CVE-2026-62226

OpenClaw · OpenClaw

A Server-Side Request Forgery vulnerability in OpenClaw allows authenticated attackers to perform unauthorized requests.

Executive summary

OpenClaw is vulnerable to a Server-Side Request Forgery flaw that could allow an authenticated attacker to perform unauthorized actions within the network.

Vulnerability

This vulnerability is categorized as a Server-Side Request Forgery (CWE-918). It requires the attacker to have low-level privileges to successfully execute the request against the backend infrastructure.

Business impact

The exploitation of this vulnerability could lead to unauthorized access to internal services or resources that are otherwise protected from the public internet. Given the CVSS score of 8.5, this high-severity flaw poses a significant risk to the integrity of internal network communications and could lead to data exfiltration if internal endpoints are compromised.

Remediation

Immediate Action: Upgrade OpenClaw to version 2026.5.19 or later to incorporate the vendor-supplied security patch.

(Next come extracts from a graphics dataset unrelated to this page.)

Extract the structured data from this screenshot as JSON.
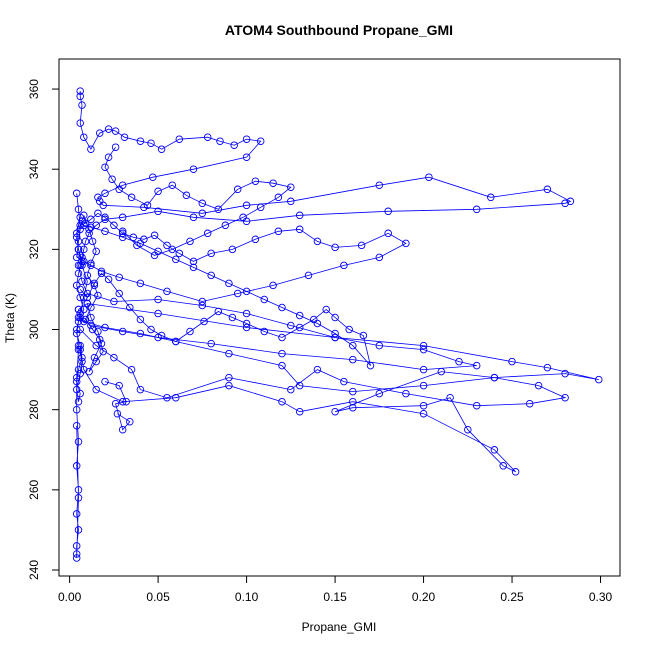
{
  "chart_data": {
    "type": "scatter",
    "title": "ATOM4 Southbound Propane_GMI",
    "xlabel": "Propane_GMI",
    "ylabel": "Theta (K)",
    "xlim": [
      -0.006,
      0.311
    ],
    "ylim": [
      238.5,
      367.5
    ],
    "xticks": [
      0.0,
      0.05,
      0.1,
      0.15,
      0.2,
      0.25,
      0.3
    ],
    "xtick_labels": [
      "0.00",
      "0.05",
      "0.10",
      "0.15",
      "0.20",
      "0.25",
      "0.30"
    ],
    "yticks": [
      240,
      260,
      280,
      300,
      320,
      340,
      360
    ],
    "ytick_labels": [
      "240",
      "260",
      "280",
      "300",
      "320",
      "340",
      "360"
    ],
    "grid": false,
    "legend": "none",
    "point_style": "open-circle",
    "connected": true,
    "color": "#0000ff",
    "series": [
      {
        "x": [
          0.006,
          0.006,
          0.007,
          0.006,
          0.008,
          0.012,
          0.017,
          0.022,
          0.026,
          0.031,
          0.04,
          0.046,
          0.052,
          0.062,
          0.078,
          0.085,
          0.093,
          0.1,
          0.108,
          0.1,
          0.07,
          0.047,
          0.03,
          0.02,
          0.016,
          0.017,
          0.019,
          0.042,
          0.075,
          0.1,
          0.125,
          0.175,
          0.203,
          0.238,
          0.27,
          0.283,
          0.28,
          0.23,
          0.18,
          0.13,
          0.1,
          0.07,
          0.05,
          0.03,
          0.02,
          0.015,
          0.011,
          0.009,
          0.008,
          0.007,
          0.006
        ],
        "y": [
          359.5,
          358.2,
          356.0,
          351.5,
          348.0,
          345.0,
          349.0,
          350.0,
          349.5,
          348.0,
          347.0,
          346.5,
          345.0,
          347.5,
          348.0,
          347.0,
          346.0,
          347.5,
          347.0,
          343.0,
          340.0,
          338.0,
          336.0,
          334.0,
          333.0,
          332.0,
          331.0,
          330.5,
          329.0,
          331.0,
          332.0,
          336.0,
          338.0,
          333.0,
          335.0,
          332.0,
          331.5,
          330.0,
          329.5,
          328.5,
          327.0,
          328.0,
          329.5,
          328.0,
          327.5,
          326.0,
          324.0,
          322.0,
          320.0,
          318.0,
          316.0
        ]
      },
      {
        "x": [
          0.005,
          0.007,
          0.01,
          0.025,
          0.05,
          0.075,
          0.1,
          0.125,
          0.15,
          0.175,
          0.2,
          0.22,
          0.23,
          0.2,
          0.16,
          0.12,
          0.08,
          0.05,
          0.03,
          0.012,
          0.006,
          0.005
        ],
        "y": [
          316.0,
          312.0,
          309.0,
          307.0,
          307.5,
          306.0,
          304.0,
          301.0,
          298.0,
          296.0,
          295.0,
          292.0,
          291.0,
          290.0,
          292.5,
          294.0,
          296.5,
          298.0,
          299.5,
          301.0,
          303.0,
          305.0
        ]
      },
      {
        "x": [
          0.005,
          0.01,
          0.05,
          0.1,
          0.15,
          0.2,
          0.25,
          0.27,
          0.299,
          0.28,
          0.24,
          0.2,
          0.16,
          0.13,
          0.12,
          0.09,
          0.06,
          0.04,
          0.02,
          0.008,
          0.005
        ],
        "y": [
          305.0,
          306.5,
          304.0,
          300.5,
          298.0,
          296.0,
          292.0,
          290.5,
          287.5,
          289.0,
          288.0,
          286.0,
          284.5,
          286.0,
          291.0,
          294.0,
          297.0,
          299.0,
          300.5,
          302.0,
          303.0
        ]
      },
      {
        "x": [
          0.006,
          0.015,
          0.025,
          0.035,
          0.04,
          0.055,
          0.09,
          0.125,
          0.14,
          0.155,
          0.19,
          0.23,
          0.26,
          0.28,
          0.265,
          0.24,
          0.21,
          0.175,
          0.15,
          0.16,
          0.2,
          0.215,
          0.225,
          0.245,
          0.252,
          0.24,
          0.2,
          0.16,
          0.13,
          0.12,
          0.09,
          0.06,
          0.03,
          0.015,
          0.008,
          0.006
        ],
        "y": [
          300.0,
          296.0,
          293.0,
          290.0,
          285.0,
          283.0,
          288.0,
          285.0,
          290.0,
          287.0,
          284.0,
          281.0,
          281.5,
          283.0,
          286.0,
          288.0,
          289.5,
          284.0,
          279.5,
          280.5,
          281.0,
          283.0,
          275.0,
          266.0,
          264.5,
          270.0,
          279.0,
          282.0,
          279.5,
          282.0,
          286.0,
          283.0,
          282.0,
          285.0,
          290.0,
          295.0
        ]
      },
      {
        "x": [
          0.005,
          0.004,
          0.004,
          0.005,
          0.004,
          0.005,
          0.004,
          0.005,
          0.004,
          0.004,
          0.004,
          0.005,
          0.004
        ],
        "y": [
          295.0,
          288.0,
          280.0,
          272.0,
          266.0,
          260.0,
          254.0,
          250.0,
          246.0,
          244.0,
          243.0,
          258.0,
          276.0
        ]
      },
      {
        "x": [
          0.004,
          0.005,
          0.006,
          0.007,
          0.009,
          0.012,
          0.016,
          0.02,
          0.025,
          0.03,
          0.036,
          0.042,
          0.048,
          0.055,
          0.062,
          0.07,
          0.08,
          0.092,
          0.105,
          0.118,
          0.13,
          0.14,
          0.15,
          0.165,
          0.18,
          0.19,
          0.175,
          0.155,
          0.135,
          0.115,
          0.095,
          0.075,
          0.055,
          0.04,
          0.028,
          0.018,
          0.012,
          0.008,
          0.006,
          0.005
        ],
        "y": [
          318.0,
          322.0,
          325.0,
          327.0,
          326.5,
          327.5,
          329.0,
          328.0,
          326.0,
          324.0,
          323.0,
          322.5,
          323.5,
          321.0,
          319.0,
          317.0,
          319.0,
          320.0,
          322.5,
          324.5,
          325.0,
          322.0,
          320.5,
          321.0,
          324.0,
          321.5,
          318.0,
          316.0,
          313.5,
          311.0,
          309.0,
          307.0,
          309.5,
          311.5,
          313.0,
          314.5,
          316.0,
          317.0,
          318.5,
          320.0
        ]
      },
      {
        "x": [
          0.026,
          0.022,
          0.02,
          0.024,
          0.028,
          0.035,
          0.044,
          0.05,
          0.058,
          0.066,
          0.075,
          0.084,
          0.095,
          0.105,
          0.115,
          0.125,
          0.118,
          0.108,
          0.098,
          0.088,
          0.078,
          0.068,
          0.058,
          0.048,
          0.038,
          0.03
        ],
        "y": [
          345.5,
          343.0,
          340.5,
          337.5,
          335.0,
          333.0,
          331.0,
          334.5,
          336.0,
          333.5,
          331.5,
          330.0,
          335.0,
          337.0,
          336.5,
          335.5,
          333.0,
          330.5,
          328.0,
          326.0,
          324.0,
          322.0,
          320.0,
          318.5,
          321.0,
          324.5
        ]
      },
      {
        "x": [
          0.006,
          0.01,
          0.014,
          0.018,
          0.022,
          0.028,
          0.034,
          0.04,
          0.046,
          0.052,
          0.06,
          0.068,
          0.076,
          0.084,
          0.092,
          0.1,
          0.11,
          0.12,
          0.13,
          0.138,
          0.145,
          0.15,
          0.158,
          0.166,
          0.17,
          0.16,
          0.15,
          0.14,
          0.13,
          0.12,
          0.11,
          0.1,
          0.09,
          0.08,
          0.07,
          0.06,
          0.05,
          0.04,
          0.03,
          0.02,
          0.012,
          0.008
        ],
        "y": [
          310.0,
          308.0,
          311.5,
          314.0,
          312.5,
          309.0,
          305.5,
          302.5,
          300.0,
          298.5,
          297.0,
          299.5,
          302.0,
          304.5,
          303.0,
          301.5,
          299.5,
          298.0,
          300.5,
          302.5,
          305.0,
          303.0,
          300.0,
          298.5,
          291.0,
          296.0,
          299.0,
          301.5,
          303.5,
          305.5,
          307.5,
          309.5,
          311.5,
          313.5,
          315.5,
          317.5,
          319.5,
          321.5,
          323.0,
          324.5,
          325.5,
          326.0
        ]
      },
      {
        "x": [
          0.004,
          0.005,
          0.006,
          0.004,
          0.005,
          0.007,
          0.005,
          0.004,
          0.006,
          0.008,
          0.005,
          0.004,
          0.006,
          0.007,
          0.005,
          0.004,
          0.006,
          0.005,
          0.004,
          0.006,
          0.007,
          0.005,
          0.004,
          0.006,
          0.008,
          0.01,
          0.007,
          0.005,
          0.004,
          0.006
        ],
        "y": [
          334.0,
          330.0,
          326.0,
          323.0,
          320.0,
          317.0,
          314.0,
          311.0,
          308.0,
          305.0,
          302.0,
          299.0,
          296.0,
          293.0,
          290.0,
          287.0,
          284.0,
          282.0,
          285.0,
          289.0,
          292.0,
          296.0,
          300.0,
          304.0,
          308.0,
          312.0,
          316.0,
          320.0,
          324.0,
          328.0
        ]
      },
      {
        "x": [
          0.008,
          0.011,
          0.013,
          0.015,
          0.012,
          0.01,
          0.014,
          0.016,
          0.012,
          0.009,
          0.013,
          0.017,
          0.019,
          0.015,
          0.011,
          0.014,
          0.018,
          0.016,
          0.012,
          0.01
        ],
        "y": [
          328.5,
          325.0,
          322.0,
          319.5,
          316.5,
          313.5,
          311.0,
          308.5,
          305.5,
          302.5,
          300.0,
          297.5,
          294.5,
          292.0,
          289.5,
          293.0,
          296.5,
          299.5,
          303.0,
          306.5
        ]
      },
      {
        "x": [
          0.02,
          0.028,
          0.032,
          0.026,
          0.03,
          0.034,
          0.027
        ],
        "y": [
          287.0,
          286.0,
          282.0,
          281.5,
          275.0,
          277.0,
          279.0
        ]
      }
    ]
  }
}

Proactive Monitoring: Review access logs for suspicious outbound requests originating from the application server, particularly those directed toward internal IP addresses or sensitive metadata services.

Compensating Controls: Implement strict egress filtering on the firewall to prevent the application server from initiating connections to unauthorized internal or external network segments.

Exploitation status

Public Exploit Available: No (exploit_available: false)

Analyst recommendation

Organizations utilizing OpenClaw must prioritize the upgrade to version 2026.5.19 to remediate this SSRF vulnerability. Failure to patch leaves the internal network perimeter exposed to lateral movement and unauthorized service interaction.